屋根裏部屋へ着くとすぐになまえはカーテンを開け、太陽光を取り入れた。窓の外を眺めて、くすぐったそうに笑いながら振り返りなまえは言う。
「私、神田さんと会ってから、屋根裏部屋がもっと好きになりました。ここだと、ばあやが邪魔できませんから。」
彼女の後ろからさす光の柔らかさと彼女の笑顔が、俺の記憶と交差する。今まで神やら仏教やらを信じてはこなかったが、輪廻転生だけは、なまえを見ると信じざるを得ない。
なまえの笑顔に、俺は口元の一ミリの微笑で返した。
「首筋、泥が付いてるぞ。」
「えっ。」
そのときなまえの首筋に泥のようなものが見えて俺は指摘した。なまえはぱっ、と手で首筋を覆う。

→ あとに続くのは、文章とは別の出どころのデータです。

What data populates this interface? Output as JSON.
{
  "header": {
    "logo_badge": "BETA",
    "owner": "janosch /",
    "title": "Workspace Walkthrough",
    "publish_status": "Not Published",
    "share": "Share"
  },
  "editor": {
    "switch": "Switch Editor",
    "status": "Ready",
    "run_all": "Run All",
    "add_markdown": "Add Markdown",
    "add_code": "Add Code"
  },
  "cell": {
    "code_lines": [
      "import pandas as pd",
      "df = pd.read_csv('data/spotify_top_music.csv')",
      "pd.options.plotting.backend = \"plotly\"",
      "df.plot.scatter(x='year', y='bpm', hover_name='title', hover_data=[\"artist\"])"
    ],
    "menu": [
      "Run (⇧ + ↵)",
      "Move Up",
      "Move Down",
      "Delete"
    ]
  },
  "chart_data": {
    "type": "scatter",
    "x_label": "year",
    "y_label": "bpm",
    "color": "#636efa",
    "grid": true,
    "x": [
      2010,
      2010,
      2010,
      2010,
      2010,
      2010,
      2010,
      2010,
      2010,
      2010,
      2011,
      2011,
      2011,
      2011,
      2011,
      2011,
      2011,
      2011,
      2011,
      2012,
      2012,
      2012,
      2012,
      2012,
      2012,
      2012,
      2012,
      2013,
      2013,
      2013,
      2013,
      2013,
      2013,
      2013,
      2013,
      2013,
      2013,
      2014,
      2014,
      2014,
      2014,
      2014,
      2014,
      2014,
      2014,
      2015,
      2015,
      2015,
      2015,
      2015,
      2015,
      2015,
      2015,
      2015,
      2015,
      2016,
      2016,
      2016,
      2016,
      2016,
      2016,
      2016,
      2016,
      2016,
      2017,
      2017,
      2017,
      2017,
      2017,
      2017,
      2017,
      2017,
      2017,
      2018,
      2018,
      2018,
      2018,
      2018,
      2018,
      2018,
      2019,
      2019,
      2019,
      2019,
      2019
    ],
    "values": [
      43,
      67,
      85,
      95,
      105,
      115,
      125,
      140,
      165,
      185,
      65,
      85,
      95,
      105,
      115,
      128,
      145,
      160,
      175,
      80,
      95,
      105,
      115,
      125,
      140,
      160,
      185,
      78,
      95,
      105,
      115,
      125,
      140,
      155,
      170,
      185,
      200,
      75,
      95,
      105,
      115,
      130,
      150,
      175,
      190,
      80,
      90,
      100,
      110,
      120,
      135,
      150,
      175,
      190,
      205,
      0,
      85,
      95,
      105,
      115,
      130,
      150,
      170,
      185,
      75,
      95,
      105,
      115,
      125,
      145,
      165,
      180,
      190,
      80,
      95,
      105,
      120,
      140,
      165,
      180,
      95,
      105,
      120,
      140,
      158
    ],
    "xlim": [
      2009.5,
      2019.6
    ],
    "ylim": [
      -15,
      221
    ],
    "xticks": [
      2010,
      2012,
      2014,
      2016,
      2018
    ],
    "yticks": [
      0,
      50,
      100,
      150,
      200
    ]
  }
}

「ごめんなさい、汚れたところを見せてしまって。全て取ったと思っていたんですけど。」
「何かしていたのか?」
「ちょっと。」
なまえは近くにあった鏡へ向かい、ハンカチで首筋の泥をぬぐった。
「気にしないでください。」
なまえはそう言うが、俺はこれはいい機会だと思った。
「何か助けが必要なら、言え。借りはまだたっぷり残ってる。」
「借りだなんて、本当に気にしなくていいですよ。・・・でも、お言葉に甘えていいですか?」
なまえはそう言って俺を窓際の方へ手招きをする。